Wer in Verfolg politischer Auseinandersetzungen Andersdenkende tätlich mißhandelt, wird je nach der Schwere des Falles mit Gefängnis von 6 Monaten bis zu 3 Jahren bestraft. Und handelt es sich um gemeinschaftliche Überfälle — auch das haben wir erlebt —, dann soll die Strafe entsprechend verschärft werden. Wenn ein Gewaltverbrechen, also Prügelei, von den vorhin aufgeführten Leuten inspiriert oder durchgeführt wird, soll ebenfalls auf Zuchthausstrafe erkannt werden.
Wenn Bundestags- oder Landtagsabgeordnete sich als Prügelanten betätigen — auch das haben wir erlebt —, dann soll besonders scharf vorgegangen werden.
— Ja, ich glaube, es ist peinlich für Sie, das zu hören.
— Sie brauchen nicht für uns zu sorgen. Wir sorgen in unseren Versammlungen schon allein für uns.
Es muß in Zukunft einfach unmöglich gemacht werden, daß sich Dinge wiederholen. die wir vor allem im letzten Jahr dauernd erlebt haben, daß z. B., wie es in Hildesheim passiert ist, der stellvertretende Leiter vom Arbeitsamt als Haupträdelsführer auftritt, wenn es darum geht, einen großen, mit 800 Menschen besetzten Saal zu demolieren, oder daß auf Grund irgendwelcher Proteste von Gewerkschaftsorganisationen irgendein Polizeipräsident sich bemüßigt fühlt, irgendwelche Versammlungen von politisch Andersdenkenden aufzulösen, oder daß VVN, SPD und KPD im friedlichen Verein miteinander in Düsseldorf eine Versammlung der FDP zusammenschlagen, weil der Herr von Manteuffel dort spricht. Alle diese Dinge müssen in Zukunft unmöglich gemacht werden.

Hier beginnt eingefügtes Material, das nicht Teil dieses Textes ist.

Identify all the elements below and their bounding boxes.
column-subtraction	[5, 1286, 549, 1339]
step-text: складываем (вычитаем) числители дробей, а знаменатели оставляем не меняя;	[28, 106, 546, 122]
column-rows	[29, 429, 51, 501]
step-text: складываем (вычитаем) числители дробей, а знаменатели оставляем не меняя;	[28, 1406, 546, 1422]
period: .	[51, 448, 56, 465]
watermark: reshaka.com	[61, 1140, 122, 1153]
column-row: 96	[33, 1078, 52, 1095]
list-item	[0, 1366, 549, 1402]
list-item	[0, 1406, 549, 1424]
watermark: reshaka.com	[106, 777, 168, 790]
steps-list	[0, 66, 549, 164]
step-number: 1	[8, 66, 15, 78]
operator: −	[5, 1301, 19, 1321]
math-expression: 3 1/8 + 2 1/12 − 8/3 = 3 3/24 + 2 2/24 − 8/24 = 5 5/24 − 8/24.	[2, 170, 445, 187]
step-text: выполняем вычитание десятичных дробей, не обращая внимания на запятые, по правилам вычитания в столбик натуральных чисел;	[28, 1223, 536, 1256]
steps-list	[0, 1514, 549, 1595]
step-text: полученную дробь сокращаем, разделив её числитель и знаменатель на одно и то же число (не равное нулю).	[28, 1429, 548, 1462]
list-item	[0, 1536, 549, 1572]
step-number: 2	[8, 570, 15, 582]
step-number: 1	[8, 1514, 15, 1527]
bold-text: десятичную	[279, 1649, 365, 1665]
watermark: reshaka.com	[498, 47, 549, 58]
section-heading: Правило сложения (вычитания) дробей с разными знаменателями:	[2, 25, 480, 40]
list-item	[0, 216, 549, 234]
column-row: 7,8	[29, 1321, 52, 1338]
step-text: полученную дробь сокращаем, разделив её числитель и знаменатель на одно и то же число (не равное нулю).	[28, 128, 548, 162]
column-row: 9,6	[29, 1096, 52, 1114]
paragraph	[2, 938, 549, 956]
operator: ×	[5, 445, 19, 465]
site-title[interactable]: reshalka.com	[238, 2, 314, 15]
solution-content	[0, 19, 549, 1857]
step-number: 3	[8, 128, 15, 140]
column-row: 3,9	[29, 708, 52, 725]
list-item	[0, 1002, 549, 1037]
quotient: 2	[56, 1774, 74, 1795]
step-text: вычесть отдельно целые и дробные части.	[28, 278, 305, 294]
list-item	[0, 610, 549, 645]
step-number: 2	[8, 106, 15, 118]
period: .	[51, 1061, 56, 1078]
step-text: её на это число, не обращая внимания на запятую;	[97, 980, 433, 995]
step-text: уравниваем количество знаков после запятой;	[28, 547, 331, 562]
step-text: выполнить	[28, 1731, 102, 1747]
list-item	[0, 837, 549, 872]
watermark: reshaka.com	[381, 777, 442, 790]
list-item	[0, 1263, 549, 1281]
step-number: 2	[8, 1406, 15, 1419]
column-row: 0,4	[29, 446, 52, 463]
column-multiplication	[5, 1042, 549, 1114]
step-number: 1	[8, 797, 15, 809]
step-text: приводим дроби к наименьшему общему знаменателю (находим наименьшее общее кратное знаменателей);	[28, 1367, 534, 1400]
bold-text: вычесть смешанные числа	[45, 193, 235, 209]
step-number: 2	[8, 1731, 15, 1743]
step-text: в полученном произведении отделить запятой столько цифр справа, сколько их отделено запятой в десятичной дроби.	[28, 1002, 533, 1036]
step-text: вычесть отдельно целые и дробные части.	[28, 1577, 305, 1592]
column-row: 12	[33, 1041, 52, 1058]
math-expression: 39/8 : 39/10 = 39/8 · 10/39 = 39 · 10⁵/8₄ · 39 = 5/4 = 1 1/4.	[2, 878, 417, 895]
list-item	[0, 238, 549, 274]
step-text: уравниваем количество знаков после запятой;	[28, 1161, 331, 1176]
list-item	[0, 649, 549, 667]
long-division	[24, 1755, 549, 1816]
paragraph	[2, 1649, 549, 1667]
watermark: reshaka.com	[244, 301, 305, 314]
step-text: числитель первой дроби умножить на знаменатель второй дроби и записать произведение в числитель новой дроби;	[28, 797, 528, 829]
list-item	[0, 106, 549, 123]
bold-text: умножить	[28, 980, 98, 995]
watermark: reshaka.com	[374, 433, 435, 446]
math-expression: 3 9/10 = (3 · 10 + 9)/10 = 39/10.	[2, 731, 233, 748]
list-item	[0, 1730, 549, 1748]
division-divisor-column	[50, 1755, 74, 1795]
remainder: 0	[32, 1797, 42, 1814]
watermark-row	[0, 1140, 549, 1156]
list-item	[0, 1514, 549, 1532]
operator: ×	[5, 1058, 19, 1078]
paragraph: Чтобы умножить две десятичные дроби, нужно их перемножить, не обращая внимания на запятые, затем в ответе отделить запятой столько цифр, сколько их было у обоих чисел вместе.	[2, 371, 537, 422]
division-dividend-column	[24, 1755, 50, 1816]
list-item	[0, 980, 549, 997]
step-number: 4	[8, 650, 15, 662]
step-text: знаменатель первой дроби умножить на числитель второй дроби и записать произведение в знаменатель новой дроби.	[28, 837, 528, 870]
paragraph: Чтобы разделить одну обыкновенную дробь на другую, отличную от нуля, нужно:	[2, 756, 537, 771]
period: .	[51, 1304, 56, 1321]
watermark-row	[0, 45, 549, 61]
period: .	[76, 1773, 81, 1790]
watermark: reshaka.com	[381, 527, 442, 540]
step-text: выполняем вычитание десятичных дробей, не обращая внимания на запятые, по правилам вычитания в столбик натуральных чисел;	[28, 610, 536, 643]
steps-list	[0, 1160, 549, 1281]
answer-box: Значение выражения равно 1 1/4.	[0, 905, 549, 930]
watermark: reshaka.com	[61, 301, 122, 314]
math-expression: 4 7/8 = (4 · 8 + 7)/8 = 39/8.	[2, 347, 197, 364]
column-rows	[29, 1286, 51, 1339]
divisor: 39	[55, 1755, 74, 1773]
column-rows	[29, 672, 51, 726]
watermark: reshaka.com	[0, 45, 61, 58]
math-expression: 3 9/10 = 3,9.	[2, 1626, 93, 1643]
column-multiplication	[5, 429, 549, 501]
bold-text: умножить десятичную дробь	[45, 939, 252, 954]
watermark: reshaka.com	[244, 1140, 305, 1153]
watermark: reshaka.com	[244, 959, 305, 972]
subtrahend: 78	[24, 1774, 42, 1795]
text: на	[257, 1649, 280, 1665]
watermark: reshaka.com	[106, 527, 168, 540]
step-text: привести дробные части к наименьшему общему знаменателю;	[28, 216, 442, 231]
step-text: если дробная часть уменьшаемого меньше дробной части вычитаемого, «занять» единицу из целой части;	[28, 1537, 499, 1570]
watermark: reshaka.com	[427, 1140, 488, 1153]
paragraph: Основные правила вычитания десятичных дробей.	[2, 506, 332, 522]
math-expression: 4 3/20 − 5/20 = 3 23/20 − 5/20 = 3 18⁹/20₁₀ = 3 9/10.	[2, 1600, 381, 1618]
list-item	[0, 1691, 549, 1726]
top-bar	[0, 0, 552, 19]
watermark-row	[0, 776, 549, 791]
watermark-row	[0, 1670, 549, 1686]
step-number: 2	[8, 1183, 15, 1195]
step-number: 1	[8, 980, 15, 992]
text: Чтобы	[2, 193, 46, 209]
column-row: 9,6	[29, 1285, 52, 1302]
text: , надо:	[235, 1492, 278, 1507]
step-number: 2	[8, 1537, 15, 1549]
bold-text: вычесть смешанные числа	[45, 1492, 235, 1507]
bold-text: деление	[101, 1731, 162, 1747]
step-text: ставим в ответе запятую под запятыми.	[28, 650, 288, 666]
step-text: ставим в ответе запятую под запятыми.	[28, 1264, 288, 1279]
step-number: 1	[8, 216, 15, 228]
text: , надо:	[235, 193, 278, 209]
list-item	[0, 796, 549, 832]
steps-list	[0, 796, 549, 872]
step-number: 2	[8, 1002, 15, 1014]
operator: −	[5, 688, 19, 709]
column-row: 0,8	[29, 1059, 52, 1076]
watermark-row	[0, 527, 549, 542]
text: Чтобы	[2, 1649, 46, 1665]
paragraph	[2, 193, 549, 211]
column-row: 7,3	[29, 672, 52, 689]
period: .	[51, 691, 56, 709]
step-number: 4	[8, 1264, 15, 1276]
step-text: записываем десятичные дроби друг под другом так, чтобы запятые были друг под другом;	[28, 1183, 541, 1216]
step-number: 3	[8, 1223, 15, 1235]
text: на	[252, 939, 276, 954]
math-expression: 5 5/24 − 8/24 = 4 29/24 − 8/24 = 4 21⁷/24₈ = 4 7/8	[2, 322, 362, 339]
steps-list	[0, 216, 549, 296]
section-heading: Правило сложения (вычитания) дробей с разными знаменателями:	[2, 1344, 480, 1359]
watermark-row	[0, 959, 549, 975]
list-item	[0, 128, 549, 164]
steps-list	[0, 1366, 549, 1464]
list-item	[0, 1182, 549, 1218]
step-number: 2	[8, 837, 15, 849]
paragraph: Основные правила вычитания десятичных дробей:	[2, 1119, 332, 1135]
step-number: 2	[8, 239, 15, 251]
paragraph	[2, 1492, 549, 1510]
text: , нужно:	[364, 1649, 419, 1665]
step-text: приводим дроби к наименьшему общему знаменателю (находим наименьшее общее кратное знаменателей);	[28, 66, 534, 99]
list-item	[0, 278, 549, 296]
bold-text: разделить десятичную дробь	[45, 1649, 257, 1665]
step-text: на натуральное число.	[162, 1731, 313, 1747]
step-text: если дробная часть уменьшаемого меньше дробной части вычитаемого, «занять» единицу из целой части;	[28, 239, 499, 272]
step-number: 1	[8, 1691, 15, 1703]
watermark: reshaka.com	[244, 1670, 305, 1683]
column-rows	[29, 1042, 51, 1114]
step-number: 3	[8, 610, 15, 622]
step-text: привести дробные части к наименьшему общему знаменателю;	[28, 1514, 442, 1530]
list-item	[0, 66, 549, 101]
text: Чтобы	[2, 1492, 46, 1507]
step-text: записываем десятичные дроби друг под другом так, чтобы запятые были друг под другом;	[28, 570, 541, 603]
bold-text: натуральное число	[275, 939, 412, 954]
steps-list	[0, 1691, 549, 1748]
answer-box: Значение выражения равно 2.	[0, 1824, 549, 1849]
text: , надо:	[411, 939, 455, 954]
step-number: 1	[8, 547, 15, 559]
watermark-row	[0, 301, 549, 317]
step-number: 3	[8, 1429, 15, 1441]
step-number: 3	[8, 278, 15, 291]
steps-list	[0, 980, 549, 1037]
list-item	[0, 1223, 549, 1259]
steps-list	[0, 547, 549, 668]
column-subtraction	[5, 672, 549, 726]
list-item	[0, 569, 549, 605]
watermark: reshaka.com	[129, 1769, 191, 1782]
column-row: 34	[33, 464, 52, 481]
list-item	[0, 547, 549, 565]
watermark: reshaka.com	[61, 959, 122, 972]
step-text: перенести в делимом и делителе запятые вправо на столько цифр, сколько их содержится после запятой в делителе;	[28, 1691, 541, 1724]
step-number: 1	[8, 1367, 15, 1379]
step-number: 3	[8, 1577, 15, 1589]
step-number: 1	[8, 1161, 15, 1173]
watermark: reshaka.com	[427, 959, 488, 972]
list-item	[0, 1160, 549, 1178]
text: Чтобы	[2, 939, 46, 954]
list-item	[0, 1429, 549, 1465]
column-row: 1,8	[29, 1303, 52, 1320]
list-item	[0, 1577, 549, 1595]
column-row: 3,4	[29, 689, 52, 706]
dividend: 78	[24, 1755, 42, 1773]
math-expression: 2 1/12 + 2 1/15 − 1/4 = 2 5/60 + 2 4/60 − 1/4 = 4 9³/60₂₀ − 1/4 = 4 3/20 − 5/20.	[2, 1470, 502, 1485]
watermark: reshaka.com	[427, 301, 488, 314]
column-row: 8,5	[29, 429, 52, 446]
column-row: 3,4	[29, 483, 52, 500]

Wir freuen uns ganz außerordentlich, daß diese Gesetzesbestimmungen nun da sind. Wir werden auf die Vorschriften dieses Gesetzes, das uns sehr gelegen kommt
für die ordnungsmäßige Durchführung unserer oft durch Sie gestörten Versammlungen, in Zukunft in unseren Versammlungen hinweisen und darauf aufmerksam machen, in welche Gefahren sich Ihre
Leute begeben, wenn sie die Praktiken fortsetzen,
die sie bisher in so reichem Maße exerziert haben.